Some (though not all) founding moments occur at tumultuous times in a country’s history, for instance, anti-colonial conflict, civil wars, legitimation crises, power struggles and contests for consolidation. The founding as a unit of analysis should not be studied only as an historical event, but also as a modern reality that influences and often drives our understanding of law. From Iraq to Chile and from Taiwan to Pakistan, many countries around the world are undergoing the birth pangs of founding, constitution and reconstitution. They are waging civil wars, mounting revolutions, writing or rejecting constitutions, or amending constitutions in ways that entirely transform the document and the constitutional order.It should come as no surprise that founding moments can and do spring from revolutionary uprisings. A totalising revolution seeks to mark a new beginning and set the state on an entirely new course. Even more restrained political revolutions are driven towards a change. In either case, the path from revolution to founding is not linear and raises questions of its own. How does the culmination of a revolution relate to and influence the promulgation of a constitution? How does the promulgation of the constitution trigger crises in the consolidation process? Is there some danger to entrenching the words, symbology and structures of the revolutionary fervour in the codified constitution? We might also consider the phenomenon of an unfinished founding. It may occur when revolutionary groups overthrow a single dictator, but not the entire ‘old guard’. To what extent, then, is an event properly called a founding moment if it is a partial or incomplete transformation? How do unfinished foundations influence the identity of the country?
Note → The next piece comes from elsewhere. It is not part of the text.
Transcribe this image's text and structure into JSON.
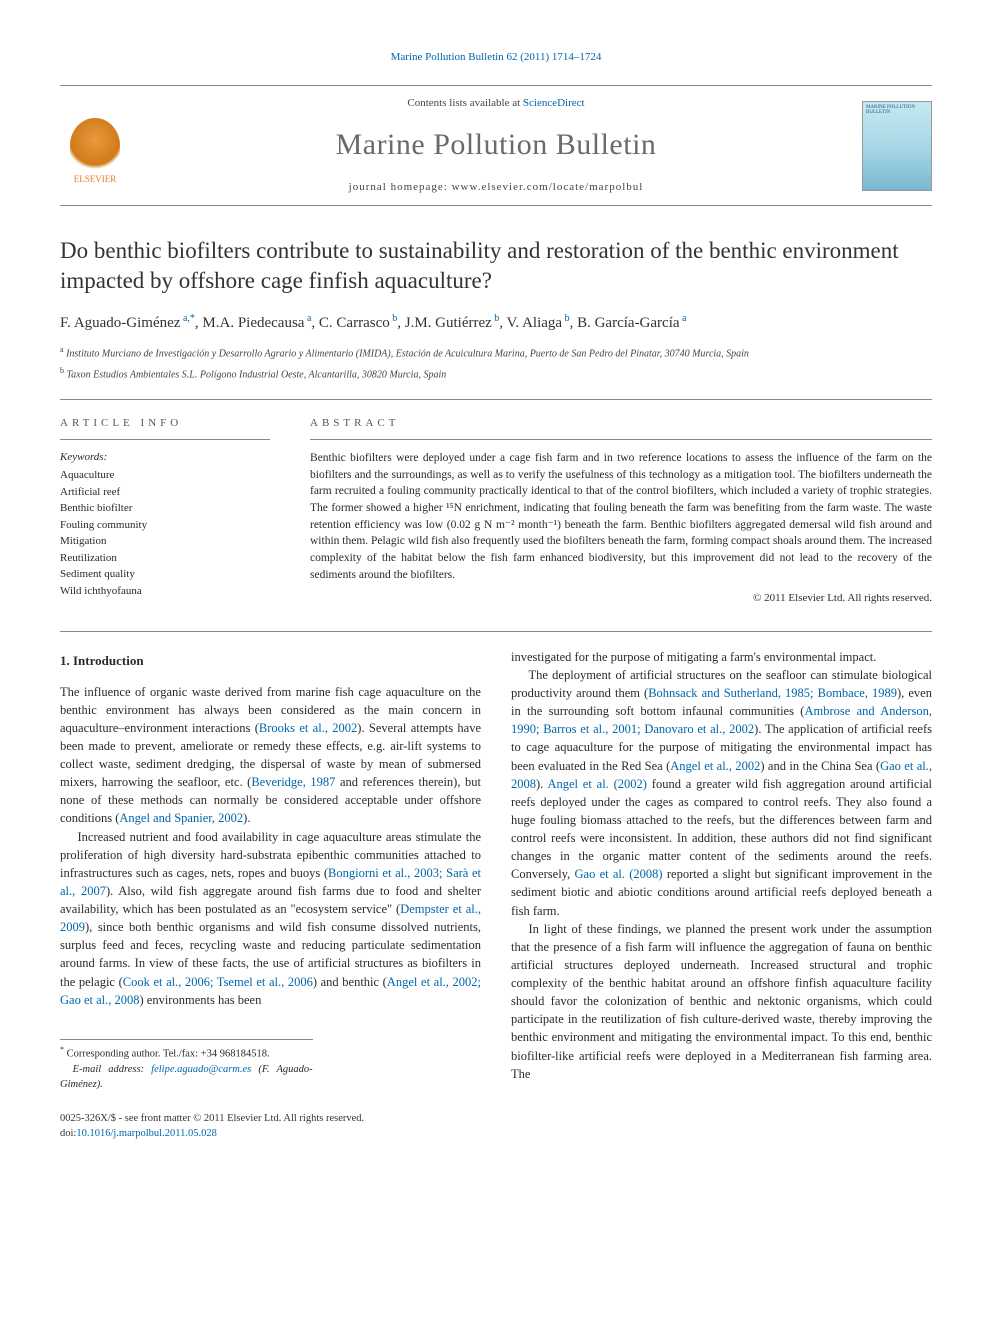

What is clear is that founding moments, however they arise, often endow certain elements in civil society, such as revolutionary parties or political leaders, with sociological legitimacy, as distinguished from legal or moral legitimacy.[1] A key line of inquiry therefore concerns the relationship between founding moments and ‘founding figures', and the extent to which the future of a nation should be guided by the intentions of those who orchestrated these momentous breaks from the past.